Shape of the data= (97, 3)


Assume that our model of student midterm scores is the following linear model.

$$ scores_i = \beta_0 + \beta_1 hours_i + \beta_2 ch\_ny_i + \varepsilon_i \quad\text{where}\quad \varepsilon_i\sim N(0,\sigma) $$

where the error $\varepsilon_i$ are normally distributed with mean 0 and standard deviation $\sigma$.

## 2a) Log likelihood function [3 points]
Define a function named `log_lik` that takes as inputs three data vectors $scores_i$, $hours_i$, $ch\_ny_i$, three coefficient parameters $\beta_0$, $\beta_1$, $\beta_2$, and the standard deviation $\sigma$ of the normally distributed errors and returns the log likelihood (a scalar). Print the log likelihood value for the first 10 data observations given all the coefficients are equal to one $\beta_0, \beta_1, \beta_2=1.0$ and the standard deviation of the errors is equal to $\sigma=0.5$. For the answer to this question, I want to see a function and one scalar log-likelihood value.

In [6]:
'''
From the model provided above, we know that the errors are distributed normally with mean 0 and std sigma
Thus, rearranging, we can see

    scores - b0 - b1*hours - b2*ch_ny = error ~ N(0, sig)
'''

# Observe the max score
# print(scores.max())

# Import dependencies
from scipy.stats import norm


def log_lik (scores, hours, ch_ny, b0, b1, b2, sig):
    
    
    # Create my epsilon errors
    epsilons = scores - b0 - b1*hours - b2*ch_ny
    normal_densities = norm.pdf(epsilons, 0, sig)
    ln_densities = np.log(normal_densities)
    log_likeli = np.sum(ln_densities)
    
    return(log_likeli)

print(log_lik(scores[:10], hours[:10], ch_ny[:10], 1., 1., 1., 0.5))

-186.8990404522523


## 2b) Estimate the parameters by MLE [7 points]
Estimate the four parameters $\beta_0, \beta_1, \beta_2, \sigma$ to maximize the log likelihood from part (a). Remember that a minimizer will have to minimize the negative of the log likelihood. Use all 97 observations for this estimation. Use an initial guess of $\beta_0=10.0$, $\beta_1=1.0$, $\beta_2=1.0$, and $\sigma=$ the standard deviation of the $scores_i$ variable. Report your estimated coefficients $\beta_0, \beta_1, \beta_2$ and standard deviation $\sigma$. What is the predicted effect on a midterm score of a student who takes the test around Chineses New Year $ch\_ny_i=1$ versus the score of a student who does not take the test around Chinese New year $ch\_ny_i=0$, other things being equal?

In [7]:
# Import dependencies

from scipy import optimize as opt

# So I've already gotten the log-likelihood. Normally, we wish to maximize this guy, but it's apparently easier to 
# minimize. Thus, we need to appeal to the dual of the optmization problem


def objective_(params, *args):
    b0, b1, b2, sig = params
    score, hour, cn = args
    return(-log_lik(score, hour, cn, b0, b1, b2, sig))
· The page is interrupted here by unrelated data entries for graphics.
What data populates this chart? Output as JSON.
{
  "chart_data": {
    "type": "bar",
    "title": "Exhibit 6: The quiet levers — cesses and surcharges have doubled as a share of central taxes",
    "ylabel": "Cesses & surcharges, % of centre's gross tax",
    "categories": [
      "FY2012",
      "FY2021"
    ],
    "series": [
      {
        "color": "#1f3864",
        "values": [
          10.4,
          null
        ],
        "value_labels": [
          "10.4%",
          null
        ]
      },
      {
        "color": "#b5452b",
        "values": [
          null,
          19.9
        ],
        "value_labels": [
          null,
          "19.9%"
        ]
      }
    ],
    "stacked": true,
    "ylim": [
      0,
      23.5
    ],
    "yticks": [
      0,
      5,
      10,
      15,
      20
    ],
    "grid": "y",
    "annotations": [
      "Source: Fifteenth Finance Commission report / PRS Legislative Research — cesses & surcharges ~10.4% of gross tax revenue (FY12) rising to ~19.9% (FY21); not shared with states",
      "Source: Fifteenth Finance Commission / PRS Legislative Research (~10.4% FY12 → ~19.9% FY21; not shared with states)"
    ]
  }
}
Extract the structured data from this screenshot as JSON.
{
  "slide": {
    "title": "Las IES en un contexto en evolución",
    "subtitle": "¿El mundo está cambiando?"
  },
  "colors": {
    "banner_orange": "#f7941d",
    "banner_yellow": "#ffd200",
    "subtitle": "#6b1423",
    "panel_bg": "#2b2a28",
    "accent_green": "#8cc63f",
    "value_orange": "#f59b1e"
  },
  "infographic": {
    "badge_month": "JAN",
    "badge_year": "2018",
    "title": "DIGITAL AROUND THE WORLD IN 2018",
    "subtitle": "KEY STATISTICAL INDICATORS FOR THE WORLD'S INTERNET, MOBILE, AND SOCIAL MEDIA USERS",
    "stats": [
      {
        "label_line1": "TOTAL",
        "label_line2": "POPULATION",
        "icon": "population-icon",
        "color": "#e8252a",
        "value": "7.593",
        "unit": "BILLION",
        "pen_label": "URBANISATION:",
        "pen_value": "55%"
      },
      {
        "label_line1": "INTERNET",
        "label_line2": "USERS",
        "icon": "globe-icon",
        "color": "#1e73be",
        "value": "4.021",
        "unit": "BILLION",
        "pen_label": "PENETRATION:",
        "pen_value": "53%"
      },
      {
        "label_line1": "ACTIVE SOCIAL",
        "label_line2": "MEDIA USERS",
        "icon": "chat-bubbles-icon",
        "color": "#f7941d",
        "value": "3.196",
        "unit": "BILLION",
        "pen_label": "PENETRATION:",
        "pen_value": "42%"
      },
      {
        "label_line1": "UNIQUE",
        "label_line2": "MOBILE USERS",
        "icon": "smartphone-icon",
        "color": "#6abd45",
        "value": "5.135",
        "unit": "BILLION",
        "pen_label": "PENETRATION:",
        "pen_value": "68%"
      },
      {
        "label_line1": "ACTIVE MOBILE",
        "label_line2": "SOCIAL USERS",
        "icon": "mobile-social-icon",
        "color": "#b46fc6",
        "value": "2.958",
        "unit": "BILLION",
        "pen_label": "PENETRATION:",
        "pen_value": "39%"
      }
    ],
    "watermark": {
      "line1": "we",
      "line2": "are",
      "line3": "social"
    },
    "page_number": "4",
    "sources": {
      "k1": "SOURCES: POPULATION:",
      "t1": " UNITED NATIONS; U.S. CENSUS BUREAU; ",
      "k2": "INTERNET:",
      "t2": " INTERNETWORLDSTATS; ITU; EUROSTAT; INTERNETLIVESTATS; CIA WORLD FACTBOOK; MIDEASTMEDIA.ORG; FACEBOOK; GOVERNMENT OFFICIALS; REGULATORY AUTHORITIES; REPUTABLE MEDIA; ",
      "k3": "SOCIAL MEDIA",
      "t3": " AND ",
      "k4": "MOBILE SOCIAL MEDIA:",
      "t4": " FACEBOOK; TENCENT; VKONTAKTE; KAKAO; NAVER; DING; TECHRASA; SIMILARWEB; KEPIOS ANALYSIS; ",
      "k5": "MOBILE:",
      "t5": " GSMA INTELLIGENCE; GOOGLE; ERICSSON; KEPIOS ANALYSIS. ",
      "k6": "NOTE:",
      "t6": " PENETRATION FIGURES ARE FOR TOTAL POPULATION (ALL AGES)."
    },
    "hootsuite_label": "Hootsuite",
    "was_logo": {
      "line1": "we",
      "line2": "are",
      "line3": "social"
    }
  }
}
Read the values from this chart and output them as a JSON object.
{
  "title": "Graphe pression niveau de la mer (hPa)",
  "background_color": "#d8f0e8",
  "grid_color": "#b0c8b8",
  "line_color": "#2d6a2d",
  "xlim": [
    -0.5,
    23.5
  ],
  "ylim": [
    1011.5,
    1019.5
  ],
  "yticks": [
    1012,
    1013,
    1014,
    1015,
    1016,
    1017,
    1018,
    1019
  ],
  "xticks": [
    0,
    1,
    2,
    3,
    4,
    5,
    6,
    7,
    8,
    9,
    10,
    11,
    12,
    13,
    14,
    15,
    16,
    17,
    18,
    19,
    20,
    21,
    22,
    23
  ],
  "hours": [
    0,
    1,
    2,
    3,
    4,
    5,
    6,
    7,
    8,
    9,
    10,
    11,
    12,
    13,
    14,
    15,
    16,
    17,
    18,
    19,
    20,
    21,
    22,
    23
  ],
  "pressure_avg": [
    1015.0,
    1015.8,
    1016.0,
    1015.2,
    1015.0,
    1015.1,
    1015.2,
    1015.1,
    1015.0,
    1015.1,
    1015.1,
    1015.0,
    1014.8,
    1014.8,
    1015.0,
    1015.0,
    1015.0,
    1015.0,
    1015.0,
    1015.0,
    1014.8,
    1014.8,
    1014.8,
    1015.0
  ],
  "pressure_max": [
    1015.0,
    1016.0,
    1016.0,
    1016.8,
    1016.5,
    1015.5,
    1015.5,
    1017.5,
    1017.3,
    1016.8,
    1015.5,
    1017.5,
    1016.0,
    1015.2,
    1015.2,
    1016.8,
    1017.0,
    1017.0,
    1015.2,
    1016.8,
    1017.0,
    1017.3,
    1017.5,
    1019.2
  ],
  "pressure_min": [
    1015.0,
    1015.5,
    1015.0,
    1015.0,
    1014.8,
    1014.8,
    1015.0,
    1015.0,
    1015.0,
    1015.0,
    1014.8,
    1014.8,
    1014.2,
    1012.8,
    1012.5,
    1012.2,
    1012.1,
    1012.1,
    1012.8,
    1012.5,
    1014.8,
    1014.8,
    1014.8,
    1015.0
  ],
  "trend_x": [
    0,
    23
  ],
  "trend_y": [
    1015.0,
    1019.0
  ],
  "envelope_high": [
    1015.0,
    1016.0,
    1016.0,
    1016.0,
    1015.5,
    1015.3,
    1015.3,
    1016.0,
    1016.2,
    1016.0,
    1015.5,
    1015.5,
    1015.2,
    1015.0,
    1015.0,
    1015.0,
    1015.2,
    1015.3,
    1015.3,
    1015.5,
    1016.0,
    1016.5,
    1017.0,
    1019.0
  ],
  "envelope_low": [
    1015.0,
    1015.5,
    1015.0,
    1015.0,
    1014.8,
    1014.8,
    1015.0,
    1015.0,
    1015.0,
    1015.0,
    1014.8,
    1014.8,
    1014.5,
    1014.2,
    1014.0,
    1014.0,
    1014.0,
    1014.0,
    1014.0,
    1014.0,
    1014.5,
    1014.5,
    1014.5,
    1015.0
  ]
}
# # Testing the function that Dr.Evans gave us
# test_sample = np.array(scipy.stats.norm.rvs(loc=0, scale=2, size=500000))
# print(test_sample.var())
# # Close enough. But array.std gives me the stdev instead of variance. so i'll go with std


arguments = (scores, hours, ch_ny)
params_init = (10., 1., 1., scores.std())

results_uncstr = opt.minimize(objective_, params_init, arguments)

print(results_uncstr.message)


list_param = ['beta0', 'beta1', 'beta2', 'sigma']
for ind in range(len(results_uncstr.x)):
    print("The MLE estimator for %s is %0.3f." %(list_param[ind], results_uncstr.x[ind]))
    
    
# Update my the regression using the proper coefficients
b0, b1, b2, sig = results_uncstr.x
print("-------------")
print("The regression: ")
print("score = %0.3f + %0.3f * hours + %0.3f * ch_ny + error"%(b0, b1, b2))

Optimization terminated successfully.
The MLE estimator for beta0 is 4.750.
The MLE estimator for beta1 is 0.716.
The MLE estimator for beta2 is -1.891.
The MLE estimator for sigma is 0.653.
-------------
The regression: 
score = 4.750 + 0.716 * hours + -1.891 * ch_ny + error


From the above equation, we see that if it is Chinese New Year (ch_ny=1), we'd see a drop in 1.89 points for the student's scores. In input[6], I observed the maximum score for the dataset, it returned 19.32...Thus, it's logical to assume that the maximum score for the midterm was 20. Thus, a 1.89 drop in the scores is a decrease of 9.45%. That's quite significant.